Bu kapsamda, kısaca 5271 sayılı Ceza Muhakemesi Kanunu kapsamında uzlaştırma sürecinin uygulamadaki işleyişine ve elde edilecek sonuçlarına da değinmemiz gerekirse; öncelikle uzlaştırma, farklı menfaatlere sahip kimselerin, karşılıklı yararlarını birbirine yakınlaştırarak, aralarında bir anlaşma sağlamak olduğunu ifade etmek isteriz. Uyuşmazlığın bu yolla sona ermesi, geleneksel metotlara oranla, hem taraflar açısından daha bağlayıcı, hem de gerçek zararın tespiti ve karşılanması yönünden daha rasyoneldir.[2] Bu kapsamda Yargıtay Cumhuriyet Başsavcılığı’nın güncel tarihli bir dosya hakkında Yargıtay Ceza Genel Kuruluna İcra İflas Kanununa aykırı davranmak suçundan dolayı verilen mahkumiyet kararına karşı yaptığı itirazın münderecatında sunduğu istatistikleri paylaşmakta fayda görmekteyiz.

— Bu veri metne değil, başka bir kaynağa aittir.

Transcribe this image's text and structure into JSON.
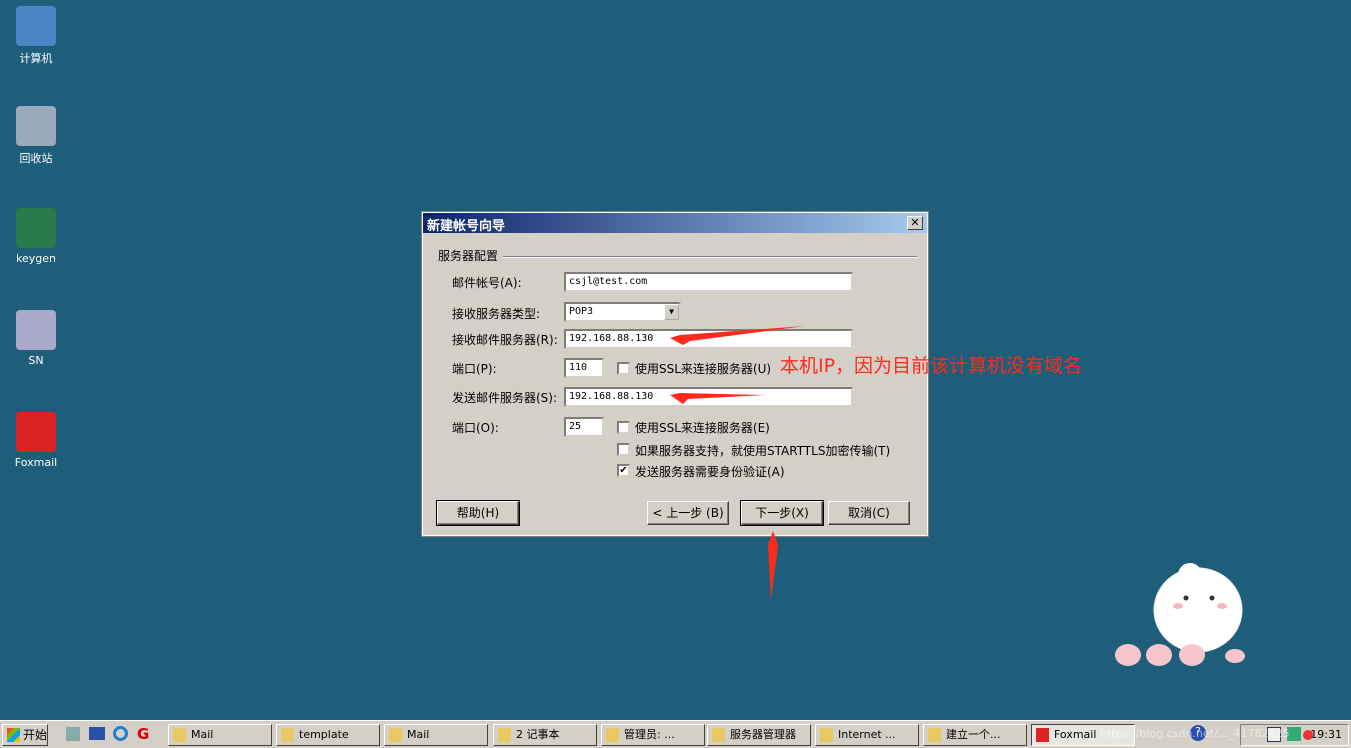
{
  "desktop": {
    "icons": [
      {
        "label": "计算机",
        "icon": "computer-icon"
      },
      {
        "label": "回收站",
        "icon": "recycle-bin-icon"
      },
      {
        "label": "keygen",
        "icon": "app-window-icon"
      },
      {
        "label": "SN",
        "icon": "settings-file-icon"
      },
      {
        "label": "Foxmail",
        "icon": "foxmail-icon"
      }
    ]
  },
  "dialog": {
    "title": "新建帐号向导",
    "section": "服务器配置",
    "account_label": "邮件帐号(A):",
    "account_value": "csjl@test.com",
    "type_label": "接收服务器类型:",
    "type_value": "POP3",
    "recv_label": "接收邮件服务器(R):",
    "recv_value": "192.168.88.130",
    "port1_label": "端口(P):",
    "port1_value": "110",
    "ssl1_label": "使用SSL来连接服务器(U)",
    "send_label": "发送邮件服务器(S):",
    "send_value": "192.168.88.130",
    "port2_label": "端口(O):",
    "port2_value": "25",
    "ssl2_label": "使用SSL来连接服务器(E)",
    "starttls_label": "如果服务器支持，就使用STARTTLS加密传输(T)",
    "auth_label": "发送服务器需要身份验证(A)",
    "checks": {
      "ssl1": false,
      "ssl2": false,
      "starttls": false,
      "auth": true
    },
    "help": "帮助(H)",
    "back": "< 上一步 (B)",
    "next": "下一步(X)",
    "cancel": "取消(C)"
  },
  "annotation": {
    "text": "本机IP，因为目前该计算机没有域名",
    "color": "#ff2a1a"
  },
  "taskbar": {
    "start": "开始",
    "items": [
      "Mail",
      "template",
      "Mail",
      "2 记事本",
      "管理员: ...",
      "服务器管理器",
      "Internet ...",
      "建立一个...",
      "Foxmail"
    ],
    "clock": "19:31",
    "watermark": "https://blog.csdn.net/..._41782425"
  }
}
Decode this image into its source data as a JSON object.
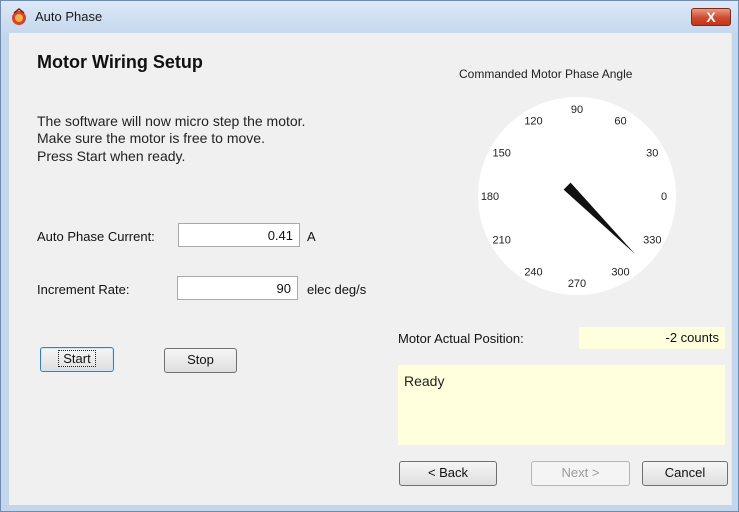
{
  "window": {
    "title": "Auto Phase",
    "close_label": "X"
  },
  "heading": "Motor Wiring Setup",
  "instructions": [
    "The software will now micro step the motor.",
    "Make sure the motor is free to move.",
    "Press Start when ready."
  ],
  "auto_phase_current": {
    "label": "Auto Phase Current:",
    "value": "0.41",
    "unit": "A"
  },
  "increment_rate": {
    "label": "Increment Rate:",
    "value": "90",
    "unit": "elec deg/s"
  },
  "buttons": {
    "start": "Start",
    "stop": "Stop",
    "back": "< Back",
    "next": "Next >",
    "cancel": "Cancel"
  },
  "dial": {
    "title": "Commanded Motor Phase Angle",
    "ticks": [
      "0",
      "30",
      "60",
      "90",
      "120",
      "150",
      "180",
      "210",
      "240",
      "270",
      "300",
      "330"
    ],
    "needle_angle_deg": 315
  },
  "motor_actual_position": {
    "label": "Motor Actual Position:",
    "value": "-2 counts"
  },
  "status": "Ready"
}
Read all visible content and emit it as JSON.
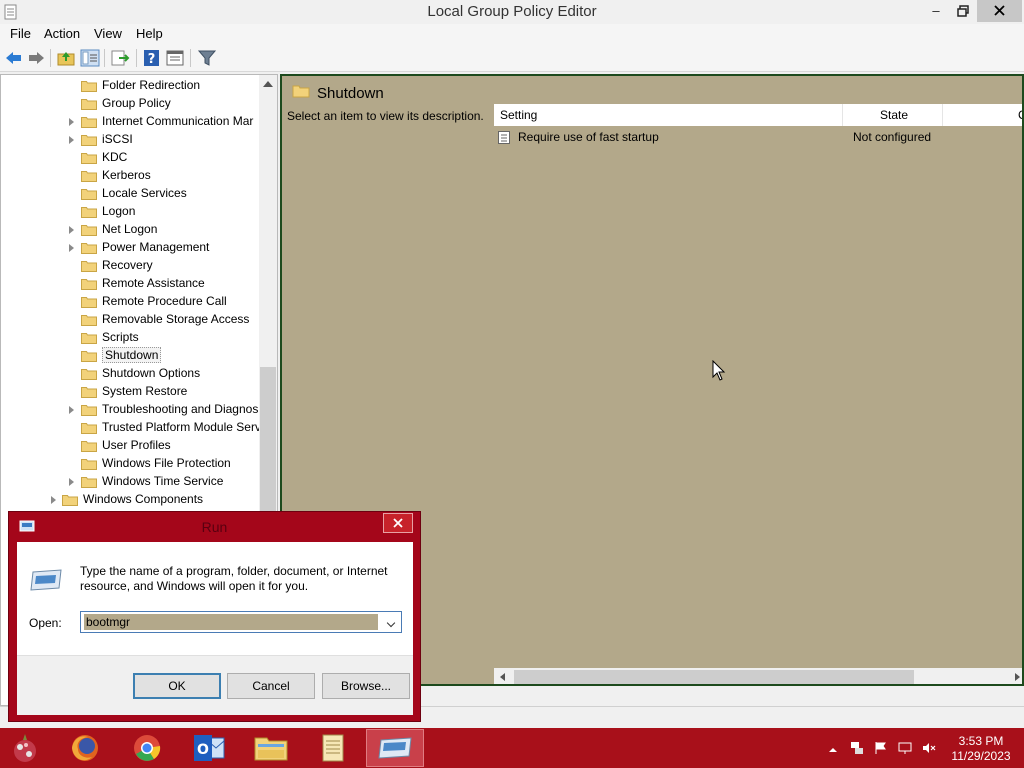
{
  "window": {
    "title": "Local Group Policy Editor"
  },
  "menu": [
    "File",
    "Action",
    "View",
    "Help"
  ],
  "toolbar_icons": [
    "back-icon",
    "forward-icon",
    "up-folder-icon",
    "show-hide-tree-icon",
    "export-list-icon",
    "help-icon",
    "properties-icon",
    "filter-icon"
  ],
  "tree": {
    "items": [
      {
        "label": "Folder Redirection",
        "expandable": false
      },
      {
        "label": "Group Policy",
        "expandable": false
      },
      {
        "label": "Internet Communication Mar",
        "expandable": true
      },
      {
        "label": "iSCSI",
        "expandable": true
      },
      {
        "label": "KDC",
        "expandable": false
      },
      {
        "label": "Kerberos",
        "expandable": false
      },
      {
        "label": "Locale Services",
        "expandable": false
      },
      {
        "label": "Logon",
        "expandable": false
      },
      {
        "label": "Net Logon",
        "expandable": true
      },
      {
        "label": "Power Management",
        "expandable": true
      },
      {
        "label": "Recovery",
        "expandable": false
      },
      {
        "label": "Remote Assistance",
        "expandable": false
      },
      {
        "label": "Remote Procedure Call",
        "expandable": false
      },
      {
        "label": "Removable Storage Access",
        "expandable": false
      },
      {
        "label": "Scripts",
        "expandable": false
      },
      {
        "label": "Shutdown",
        "expandable": false,
        "selected": true
      },
      {
        "label": "Shutdown Options",
        "expandable": false
      },
      {
        "label": "System Restore",
        "expandable": false
      },
      {
        "label": "Troubleshooting and Diagnos",
        "expandable": true
      },
      {
        "label": "Trusted Platform Module Serv",
        "expandable": false
      },
      {
        "label": "User Profiles",
        "expandable": false
      },
      {
        "label": "Windows File Protection",
        "expandable": false
      },
      {
        "label": "Windows Time Service",
        "expandable": true
      }
    ],
    "parent_item": {
      "label": "Windows Components",
      "expandable": true
    }
  },
  "content": {
    "folder_title": "Shutdown",
    "description": "Select an item to view its description.",
    "columns": {
      "setting": "Setting",
      "state": "State",
      "comment": "C"
    },
    "rows": [
      {
        "setting": "Require use of fast startup",
        "state": "Not configured"
      }
    ]
  },
  "run_dialog": {
    "title": "Run",
    "message": "Type the name of a program, folder, document, or Internet resource, and Windows will open it for you.",
    "open_label": "Open:",
    "open_value": "bootmgr",
    "ok_label": "OK",
    "cancel_label": "Cancel",
    "browse_label": "Browse..."
  },
  "taskbar": {
    "apps": [
      "firefox-icon",
      "chrome-icon",
      "outlook-icon",
      "file-explorer-icon",
      "notepad-icon",
      "run-icon"
    ],
    "time": "3:53 PM",
    "date": "11/29/2023"
  },
  "colors": {
    "content_bg": "#b3a88a",
    "taskbar": "#a8101a",
    "dialog_frame": "#a4061a"
  }
}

“2015 yılında ülke genelinde toplam 7.115.323 ayrı eylem sebebiyle toplam 3.542.108 soruşturma dosyası açılmış, yapılan soruşturmalar neticesinde 3.219.415 ayrı eylem sebebiyle toplam 1.469.410 dava dosyası ceza mahkemelerinin önüne gelmiştir. Sözü edilen bu soruşturma ve kovuşturmalar sürecinde özellikle ön ödeme ve uzlaşma sebebiyle verilen kovuşturmaya yer olmadığına dair karar sayıları oldukça düşük bir seyir göstermiştir. Diğer bir ifadeyle, bu alternatif uyuşmazlık çözüm yöntemlerinin ceza adalet sisteminin iş yükü üzerinde etkisi çok sınırlı seviyede kalmıştır. 2015 yılında, ön ödeme kapsamında kalan suçların toplam suç sayısına oranı binde bir düzeyinde olup, sadece 1.167 dosya ön ödeme sebebiyle sistem dışına çıkartılmıştır. 2015 yılında uzlaşmayla sonuçlanan dosya sayısı 8.485 olup, bu rakam soruşturma sayısına oranlandığında oldukça düşük bir orana isabet etmektedir. İstatistiklerdeki bu düşük seyir, bir taraftan sözü edilen kuramların kapsamı içinde bulunan suç türlerinin sayıca az olmasından, diğer taraftan bu kuramların uygulanmasını kısıtlayan ya da etkinliğini azaltan usul hükümlerinden kaynaklanmaktadır.”[3]
Uzlaştırma kapsamının genişletilmesi ve icra ceza suçlarının da bu kapsama alınmasıyla birlikte tarafların ortak bir paydada buluşabilmeleri yargılamanın bir süjesi olmayan, sadece bu işle görevlendirilen uzlaştırmacı tarafından yargılama dışında çözüme kavuşturulması gerek tarafların iradelerinin dosyaya etkisi gerekse de alternatif çözüm yollarının işleyişi ve yargıdaki dosya yükünün azaltılması yönünden önemlidir. Bu kapsamda uzlaştırmacı soruşturma evresinde soruşturma dosyasının, kovuşturma veya dava aşamasında ise dava dosyasının kendisine gönderilmesinden 30 gün içinde uzlaştırma işlemlerini sonuçlandırır.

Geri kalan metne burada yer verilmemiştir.